Zephyr executive Ryan Herrell said the company would be using both carbon-coated HEPA mechanical filtration and chlorine dioxide "to scrub the air," and that has worked well in California. But he also noted that the state is still finalizing regulations that would govern the entire cultivation and manufacturing process – including odor control.
"We are waiting for them like everyone else," he said. "The state rules and regs will not be silent on this, as it's an issue of public concern."

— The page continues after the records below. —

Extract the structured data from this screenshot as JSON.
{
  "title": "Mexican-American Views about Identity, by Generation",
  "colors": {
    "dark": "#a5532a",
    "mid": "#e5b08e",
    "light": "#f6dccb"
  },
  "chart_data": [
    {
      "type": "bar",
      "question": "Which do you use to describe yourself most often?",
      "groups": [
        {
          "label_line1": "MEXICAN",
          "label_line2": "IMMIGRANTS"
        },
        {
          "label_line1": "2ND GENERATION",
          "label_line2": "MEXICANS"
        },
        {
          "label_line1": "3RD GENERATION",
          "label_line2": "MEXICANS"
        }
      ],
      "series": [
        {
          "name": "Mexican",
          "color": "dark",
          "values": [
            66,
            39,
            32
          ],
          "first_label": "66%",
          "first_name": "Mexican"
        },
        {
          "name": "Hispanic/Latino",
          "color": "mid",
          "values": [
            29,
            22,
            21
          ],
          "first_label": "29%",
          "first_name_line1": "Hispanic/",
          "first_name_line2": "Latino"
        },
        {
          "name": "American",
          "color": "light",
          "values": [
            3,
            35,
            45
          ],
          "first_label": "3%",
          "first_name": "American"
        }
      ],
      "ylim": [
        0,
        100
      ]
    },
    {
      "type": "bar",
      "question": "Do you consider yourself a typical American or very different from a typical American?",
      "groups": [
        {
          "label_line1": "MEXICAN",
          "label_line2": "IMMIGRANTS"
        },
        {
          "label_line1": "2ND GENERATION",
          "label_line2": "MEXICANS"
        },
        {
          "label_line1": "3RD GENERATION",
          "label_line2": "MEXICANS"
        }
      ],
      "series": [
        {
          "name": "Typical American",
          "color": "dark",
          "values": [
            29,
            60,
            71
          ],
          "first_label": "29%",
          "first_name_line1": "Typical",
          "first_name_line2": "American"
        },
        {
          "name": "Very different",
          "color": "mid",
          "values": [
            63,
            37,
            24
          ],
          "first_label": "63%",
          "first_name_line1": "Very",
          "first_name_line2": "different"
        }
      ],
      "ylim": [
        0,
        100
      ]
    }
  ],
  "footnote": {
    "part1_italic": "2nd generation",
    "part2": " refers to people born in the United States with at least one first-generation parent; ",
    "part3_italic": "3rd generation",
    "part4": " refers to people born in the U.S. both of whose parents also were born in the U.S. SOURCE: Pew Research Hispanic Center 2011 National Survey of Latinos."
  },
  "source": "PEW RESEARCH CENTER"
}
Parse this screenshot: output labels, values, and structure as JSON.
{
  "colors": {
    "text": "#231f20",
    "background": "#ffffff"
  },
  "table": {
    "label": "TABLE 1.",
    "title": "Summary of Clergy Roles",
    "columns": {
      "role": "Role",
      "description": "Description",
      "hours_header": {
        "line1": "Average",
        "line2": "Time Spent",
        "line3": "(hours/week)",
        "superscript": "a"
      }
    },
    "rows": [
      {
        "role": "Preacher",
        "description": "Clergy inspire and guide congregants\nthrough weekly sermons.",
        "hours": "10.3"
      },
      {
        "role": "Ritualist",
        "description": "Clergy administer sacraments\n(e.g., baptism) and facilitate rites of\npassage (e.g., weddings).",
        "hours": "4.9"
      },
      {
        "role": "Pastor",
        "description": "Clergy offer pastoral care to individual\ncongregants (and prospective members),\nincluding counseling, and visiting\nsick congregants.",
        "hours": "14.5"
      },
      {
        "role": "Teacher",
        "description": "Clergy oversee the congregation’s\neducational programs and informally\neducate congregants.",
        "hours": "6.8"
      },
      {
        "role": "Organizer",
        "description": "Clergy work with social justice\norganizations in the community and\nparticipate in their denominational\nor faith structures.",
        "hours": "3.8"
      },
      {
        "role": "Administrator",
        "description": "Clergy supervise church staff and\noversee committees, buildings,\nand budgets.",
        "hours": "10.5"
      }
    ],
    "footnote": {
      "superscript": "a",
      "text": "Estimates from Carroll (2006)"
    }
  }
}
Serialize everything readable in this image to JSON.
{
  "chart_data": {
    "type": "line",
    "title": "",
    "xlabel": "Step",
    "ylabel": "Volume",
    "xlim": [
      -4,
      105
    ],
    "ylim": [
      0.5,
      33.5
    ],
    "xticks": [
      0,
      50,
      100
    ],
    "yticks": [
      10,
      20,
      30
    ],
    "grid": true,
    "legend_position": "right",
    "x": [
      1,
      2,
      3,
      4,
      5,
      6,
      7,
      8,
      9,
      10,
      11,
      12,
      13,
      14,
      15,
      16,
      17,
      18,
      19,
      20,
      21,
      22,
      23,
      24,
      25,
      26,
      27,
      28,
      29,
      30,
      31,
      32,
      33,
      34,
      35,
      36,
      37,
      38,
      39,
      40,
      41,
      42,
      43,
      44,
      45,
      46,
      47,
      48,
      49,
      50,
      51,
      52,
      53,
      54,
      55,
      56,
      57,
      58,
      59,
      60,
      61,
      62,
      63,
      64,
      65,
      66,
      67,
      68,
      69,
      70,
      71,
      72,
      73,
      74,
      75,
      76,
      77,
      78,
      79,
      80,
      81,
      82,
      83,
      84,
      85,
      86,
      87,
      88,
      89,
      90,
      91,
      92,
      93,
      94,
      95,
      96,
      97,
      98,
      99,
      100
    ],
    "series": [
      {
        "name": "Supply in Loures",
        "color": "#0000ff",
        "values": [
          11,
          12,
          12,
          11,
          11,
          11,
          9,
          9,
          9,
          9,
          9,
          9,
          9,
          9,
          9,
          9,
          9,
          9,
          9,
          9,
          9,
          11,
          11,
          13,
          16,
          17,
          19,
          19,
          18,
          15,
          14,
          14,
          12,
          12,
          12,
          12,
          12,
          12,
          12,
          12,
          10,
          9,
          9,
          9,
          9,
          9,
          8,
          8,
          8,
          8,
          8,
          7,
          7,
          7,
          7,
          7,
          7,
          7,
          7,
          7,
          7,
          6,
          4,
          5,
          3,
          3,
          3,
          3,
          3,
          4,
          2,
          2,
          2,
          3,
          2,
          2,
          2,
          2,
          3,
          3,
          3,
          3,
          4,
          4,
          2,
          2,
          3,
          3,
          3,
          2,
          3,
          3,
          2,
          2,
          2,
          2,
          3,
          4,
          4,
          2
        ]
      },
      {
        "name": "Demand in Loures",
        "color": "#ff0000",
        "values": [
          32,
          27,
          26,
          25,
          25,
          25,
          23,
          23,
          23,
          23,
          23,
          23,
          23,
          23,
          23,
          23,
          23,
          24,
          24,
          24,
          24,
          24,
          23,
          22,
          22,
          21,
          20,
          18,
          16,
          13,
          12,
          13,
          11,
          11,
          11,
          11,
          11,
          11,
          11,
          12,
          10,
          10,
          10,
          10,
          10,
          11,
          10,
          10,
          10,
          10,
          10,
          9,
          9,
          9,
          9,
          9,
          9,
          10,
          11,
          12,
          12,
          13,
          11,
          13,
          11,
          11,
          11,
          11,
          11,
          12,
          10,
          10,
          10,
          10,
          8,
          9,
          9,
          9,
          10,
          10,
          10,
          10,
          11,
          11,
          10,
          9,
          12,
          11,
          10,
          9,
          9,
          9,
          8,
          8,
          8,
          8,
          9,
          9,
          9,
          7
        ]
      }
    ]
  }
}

Approval by the city marks a major step forward in Zephyr's initiative, which has been ongoing for more than three years. The investment firm - which initially worked with cannabis company Flora Prime California - signed its contract with BUDC in January 2019, contingent on the State Legislature legalizing marijuana. Officials had hoped to start construction by yearend 2019.
But legislative passage ended up taking much longer than expected, and the new Office of Cannabis Management still has up to two years to draft the rules. That resulted in multiple extensions on the agreement, which now extends until July 2023. Besides 310 Ship Canal and 15 Laborers, the site also includes six other properties on Laborers Way.
Eventually, the Zephyr complex would feature about a dozen buildings on 47.6 acres of the overall site, including seven greenhouse or growing facilities totaling 850,000 square feet, plus two "post-harvest" buildings. An extraction laboratory would take the oil out of the plant to produce marijuana-infused oils, balms, lotions, creams, pills, transdermal patches, food, beverages and other health and wellness products – as well as marijuana cigarettes or joints.
The facility would also include an incubator program for local entrepreneurs, particularly those from disadvantaged neighborhoods. There's also a vocational education and job-training program with Erie Community College, and a partnership with Roswell Park Comprehensive Cancer Center to research how to use cannabis to treat symptoms caused by chemotherapy. In all, the campus would employ 500 to 1,000 workers upon completion.
"You have to think about this as a full cannabis factory, from seed to finished products," Termini said.
But the timing for full buildout will depend on the terms of the new regulations and evolution of the market. "We want to get started as fast as we can, but there will also be regulatory hurdles and constraints that we'll have to analyze and deal with," Termini said. "That's largely undetermined."